|
• беда: Мор – беда, которая вызывает обострение старой болезни, катализирует скрытые и заложенные в геноме предрасположенности к тем или иным недугам или вызывает общее ослабление защитных функций организма, что приводит к заболеваниям вирусного и бактериального характера. Описание Механизм активации «мора» заложен в полярных эмоциях – ненависти и любви. Проклятью подвергается только тот человек, к которому бедовый испытывает либо сильную ненависть, либо пылкую любовь и/или дружескую крепкую привязанность. Во втором случае это может стать элементом отката – бедовый не имеет возможности построить отношения и позволить себе пойти с кем-то на эмоциональное и физическое сближение. Кроме того, при воздействии на чужой организм сам бедовый начинает ощущать, как с его другом/любимым/врагом начинают происходить изменения – это выражается в чувстве боли, характерной для пробудившейся болезни, тошноте, и прочих побочных действиях. При этом сам бедовый ничем не заболевает. Воздействие на организм другого человека варьируется от времени, в течение которого это воздействие оказывается. Краткий контакт не скажется на том, с кем бедовый находится рядом, ничем, кроме простуды или общего недомогания (если человек в целом здоров), но чем дольше такой контакт будет длиться, тем более серьёзные последствия проявят себя в будущем (например, выявление раковых опухолей разной стадии, «осквернение» плода у беременных женщин).
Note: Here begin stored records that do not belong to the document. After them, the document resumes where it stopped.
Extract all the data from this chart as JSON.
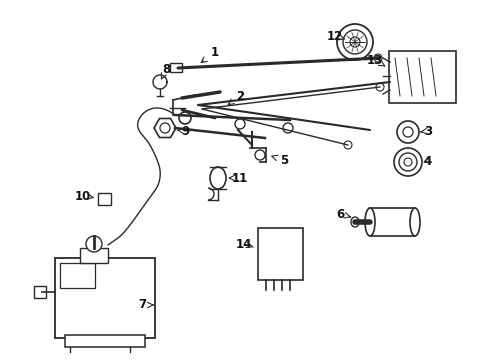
{
  "background_color": "#ffffff",
  "line_color": "#2a2a2a",
  "text_color": "#111111",
  "fig_width": 4.89,
  "fig_height": 3.6,
  "dpi": 100
}
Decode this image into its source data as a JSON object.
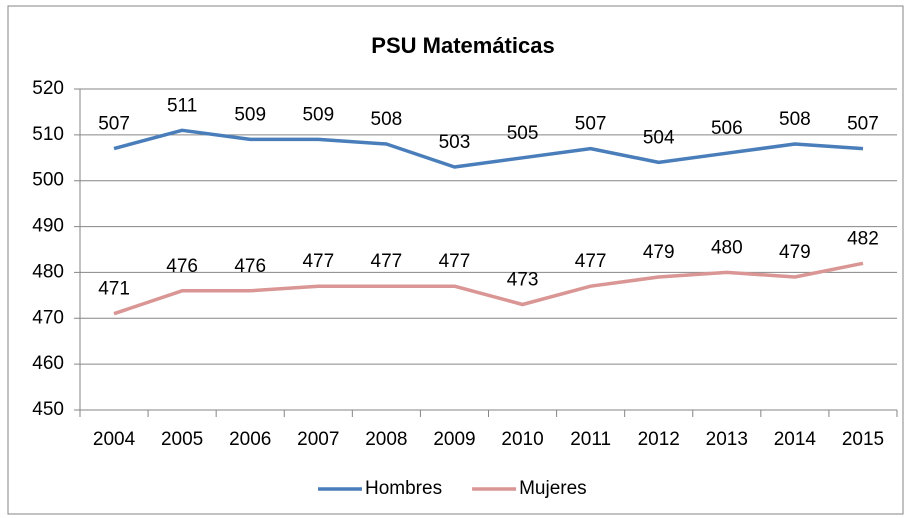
{
  "chart_data": {
    "type": "line",
    "title": "PSU Matemáticas",
    "categories": [
      "2004",
      "2005",
      "2006",
      "2007",
      "2008",
      "2009",
      "2010",
      "2011",
      "2012",
      "2013",
      "2014",
      "2015"
    ],
    "series": [
      {
        "name": "Hombres",
        "color": "#4a7ebb",
        "values": [
          507,
          511,
          509,
          509,
          508,
          503,
          505,
          507,
          504,
          506,
          508,
          507
        ]
      },
      {
        "name": "Mujeres",
        "color": "#d99694",
        "values": [
          471,
          476,
          476,
          477,
          477,
          477,
          473,
          477,
          479,
          480,
          479,
          482
        ]
      }
    ],
    "ylim": [
      450,
      520
    ],
    "yticks": [
      450,
      460,
      470,
      480,
      490,
      500,
      510,
      520
    ],
    "grid": true,
    "legend": "bottom",
    "data_labels": true
  }
}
Важно, что бедовый не может «наслать» какое-либо конкретное заболевание на того или иного человека, а «вынимает» из родословной те заболевания, которые уже когда-то проскользнули в генетической памяти семьи. В случаях, если так вышло, что человек здоров как бык, провоцируется общее ослабление защитной системы организма, что приводит к заболеваниям из-за воздействия внешних раздражителей – вирусов, бактерий, паразитов и прочего.
• место в сюжете: Больше интересует развитие персонажа в личных сюжетных линиях (этому способствует и характер персонажа), однако, не буду против поучаствовать и в сюжете, это поможет раскрыть персонажа с разных сторон.
• судьба персонажа: Написать некролог в местной газете с известием о самоубийстве – только поэтично, пожалуйста.
• характер: Шизоидный тип личности. Отстранённый и холодный как ледник, хороший слушатель, собеседник – ужасный. Лишнего слова из него не вытянешь, речь его насыщенная, но краткая, выдаваемая в час по чайной ложке лишь в рамках установленного разговора. Не умеет врать, зато мастерски уходит от вопросов и перепрыгивает с темы на тему, либо и вовсе поступает проще, разворачиваясь на пятках и исчезая, если ситуация вдруг начинает его слишком тяготить. Движения Токи выдают его скованный временем внутренний надлом – передвигается он машинально с марионеточной «грацией», быстрыми шагами пересекая улицы Хэйвена на почти не гнущихся ногах, будто торопится от чего-то скрыться. Он не из тех, кто резко отталкивает, язвит и срывается – скорее, из тех, кто держится на расстоянии вытянутой руки, поддерживая видимость социально приемлемого дружелюбия; впрочем, ответной улыбки от него не дождёшься. Он никогда не злится и никогда не радуется, непоколебимое самообладание соседствует в его образе с постусторонней лёгкой заторможенностью. Весь его облик сквозит вопиющей невзаимностью, неготовностью идти навстречу, что вызывало в окружающих жалость по отношению к Токи лишь до периода его пубертата, теперь же – ответную неприязнь как реакцию на неверно распознанную надменность. Таким одиночкам как он не место в притёршихся кирпичами местах вроде Хэйвена – хотя Токи эгоцентрически считает, что места ему нет вообще нигде.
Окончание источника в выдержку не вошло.